Tak jak Szymon Hołownia będę głosował na mniejsze zło. Postawię na samorządowca, bo liczę, że będzie to szansa na rozwój Piekar Śląskich. Ktoś musi w końcu przerwać zwiększanie kosztów i zmniejszanie dochodów naszego miasta. Coraz wyższe dopłaty do edukacji i służby zdrowia. Na utrzymanie Szpitala Miejskiego mieszkańcy Piekar Śląskich dokładają 16 milionów złotych rocznie! Na szkoły Piekarzanie wydają jeszcze więcej bo ponad 31 milionów złotych! Zadania rządu finansujemy my w kwocie sięgającej rocznie niemal 50 milionów złotych! Ile niezbędnych inwestycji można by za to wykonać? Ile dróg wyremontować? Ile basenów postawić…
Wieloletni prezydent Gliwic – Zygmunt Frankiewicz, który ze swojego miasta stworzył najbogatsze miasto na Śląsku jest przerażony dzisiejszą sytuacją. Jak mówi: “Samorząd tonie. Podczas koniunktury został zdołowany finansowo, ale dobito go w czasie epidemii. Jest dramat. Większość samorządów w Polsce jest dziś pod wodą. Jeszcze trochę takich rządów, a samorząd – to, co jest najwartościowsze w państwie, a z czego obywatele może nie zdają sobie sprawy – może być zniszczony”. (wywiad z Zygmuntem Frankiewiczem)
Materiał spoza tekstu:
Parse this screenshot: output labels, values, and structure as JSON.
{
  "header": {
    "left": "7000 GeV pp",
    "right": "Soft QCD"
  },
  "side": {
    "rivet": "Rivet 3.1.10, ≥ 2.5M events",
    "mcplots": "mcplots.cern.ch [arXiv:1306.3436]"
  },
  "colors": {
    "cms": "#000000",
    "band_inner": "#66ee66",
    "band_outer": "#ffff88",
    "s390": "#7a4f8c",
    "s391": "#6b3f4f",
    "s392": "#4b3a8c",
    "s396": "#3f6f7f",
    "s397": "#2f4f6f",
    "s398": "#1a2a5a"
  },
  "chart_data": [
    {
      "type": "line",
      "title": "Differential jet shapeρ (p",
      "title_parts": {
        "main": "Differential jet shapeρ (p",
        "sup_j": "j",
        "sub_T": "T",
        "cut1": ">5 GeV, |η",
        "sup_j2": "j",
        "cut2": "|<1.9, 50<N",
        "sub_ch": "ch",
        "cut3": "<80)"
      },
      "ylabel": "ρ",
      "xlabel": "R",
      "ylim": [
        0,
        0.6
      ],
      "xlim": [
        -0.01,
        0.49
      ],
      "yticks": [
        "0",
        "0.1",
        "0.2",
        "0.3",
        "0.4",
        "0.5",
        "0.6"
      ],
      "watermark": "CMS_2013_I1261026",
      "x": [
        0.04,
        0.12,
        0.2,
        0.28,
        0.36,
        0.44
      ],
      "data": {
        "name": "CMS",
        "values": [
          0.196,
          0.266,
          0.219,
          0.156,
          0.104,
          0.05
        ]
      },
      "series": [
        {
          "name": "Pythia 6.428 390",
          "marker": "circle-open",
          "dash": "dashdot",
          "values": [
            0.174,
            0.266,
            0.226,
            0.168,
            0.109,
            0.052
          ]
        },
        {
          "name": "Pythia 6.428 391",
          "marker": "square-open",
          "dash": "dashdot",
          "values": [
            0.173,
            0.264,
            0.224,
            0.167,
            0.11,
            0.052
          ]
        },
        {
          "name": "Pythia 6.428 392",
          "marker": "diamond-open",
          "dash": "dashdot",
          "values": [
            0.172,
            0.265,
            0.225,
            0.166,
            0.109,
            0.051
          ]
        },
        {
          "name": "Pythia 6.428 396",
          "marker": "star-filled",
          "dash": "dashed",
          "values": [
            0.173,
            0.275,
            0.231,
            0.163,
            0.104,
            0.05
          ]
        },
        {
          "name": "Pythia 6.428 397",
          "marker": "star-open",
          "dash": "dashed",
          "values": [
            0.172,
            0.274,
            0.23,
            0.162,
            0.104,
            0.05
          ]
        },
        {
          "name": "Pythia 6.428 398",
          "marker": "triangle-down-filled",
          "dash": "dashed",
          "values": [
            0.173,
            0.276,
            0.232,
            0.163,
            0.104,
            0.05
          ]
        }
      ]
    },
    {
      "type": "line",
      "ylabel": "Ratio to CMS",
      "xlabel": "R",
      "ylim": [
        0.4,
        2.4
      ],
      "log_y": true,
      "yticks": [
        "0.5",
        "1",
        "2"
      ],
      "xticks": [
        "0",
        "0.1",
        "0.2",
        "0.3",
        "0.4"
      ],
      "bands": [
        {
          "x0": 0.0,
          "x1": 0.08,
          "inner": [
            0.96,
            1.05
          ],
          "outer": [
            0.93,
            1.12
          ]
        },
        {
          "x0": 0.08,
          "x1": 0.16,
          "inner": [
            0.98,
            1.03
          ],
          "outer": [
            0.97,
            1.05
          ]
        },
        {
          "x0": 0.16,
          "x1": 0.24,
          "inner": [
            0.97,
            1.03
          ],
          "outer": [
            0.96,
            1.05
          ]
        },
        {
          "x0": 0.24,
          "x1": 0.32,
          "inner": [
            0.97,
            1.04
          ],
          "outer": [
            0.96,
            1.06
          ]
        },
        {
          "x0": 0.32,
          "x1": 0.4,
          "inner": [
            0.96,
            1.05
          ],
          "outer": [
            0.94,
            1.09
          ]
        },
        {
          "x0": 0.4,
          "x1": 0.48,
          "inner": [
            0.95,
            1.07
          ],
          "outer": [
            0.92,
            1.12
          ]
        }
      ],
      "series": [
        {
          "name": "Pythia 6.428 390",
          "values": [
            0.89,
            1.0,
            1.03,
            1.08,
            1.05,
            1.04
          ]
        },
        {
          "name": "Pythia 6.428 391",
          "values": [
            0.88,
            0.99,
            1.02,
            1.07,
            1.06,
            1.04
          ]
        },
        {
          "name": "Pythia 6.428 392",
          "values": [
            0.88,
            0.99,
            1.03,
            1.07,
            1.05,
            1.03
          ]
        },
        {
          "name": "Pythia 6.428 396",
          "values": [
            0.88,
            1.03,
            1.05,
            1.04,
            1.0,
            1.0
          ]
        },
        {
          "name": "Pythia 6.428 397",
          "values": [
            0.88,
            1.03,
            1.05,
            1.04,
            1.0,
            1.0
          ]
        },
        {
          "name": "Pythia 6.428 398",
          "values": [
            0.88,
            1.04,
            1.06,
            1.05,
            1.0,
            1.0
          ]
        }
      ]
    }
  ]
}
Dziś w polityce decydują nie argumenty, ale emocje. To nimi rozgrywa się wyborców. Nie każdy zna szczegóły finansowania, skomplikowane zasady podziałów środków i przepływy podatkowe. To myli się nawet radnym… Dlatego w niedzielę pójdę głosować zgodnie z interesem Piekar Śląskich, naszego miasta. Zagłosuję na Rafała Trzaskowskiego, choć zdecydowanie wolałbym Szymona Hołownię. Do tego i Was zachęcam – do wsparcia samorządu. Jeśli macie inne poglądy – głosujcie na Andrzeja Dudę. Nie ma jednej prawdy, jednego punktu widzenia i jedynie słusznych poglądów. Możemy się różnić i dalej żyć obok siebie, współpracować, a nawet się lubić mimo tego, co nas różni. Przedstawiam swój punkt widzenia, akceptuję, że możecie mieć inny. Bardzo często tego nam w dyskusji politycznej brakuje.
Kiedy nie ma już innych argumentów, w internecie znajdziecie te z przymrużeniem oka. Kiedy nie wiesz na kogo zagłosować, wybierz tą parę, która lepiej wygląda… To oczywiście żart, ale wyborcy mają przeróżne motywacje. Czasami mogą się wydawać niezrozumiałe, ale takie są reguły gry.
Dziś najważniejszy jest udział i podjęcie tej decyzji. Prawdziwą miarą demokracji i sukcesu jest frekwencja. Mam nadzieję, że będzie wysoka i sięgnie 65 procent. Sukcesem będzie nasz udział w podejmowaniu świadomej decyzji, a nie ostateczny wynik, który obie strony powinny uszanować.
Prezydent – ktokolwiek nim zostanie – powinien reprezentować nas wszystkich. Konserwatystów i liberałów, wierzących i niewierzących, wykształconych lepiej i gorzej, zarabiających godne pieniądze i tych ledwo wiążących koniec z końcem. Piekarzan, Ślązaków, Polaków. Nas wszystkich.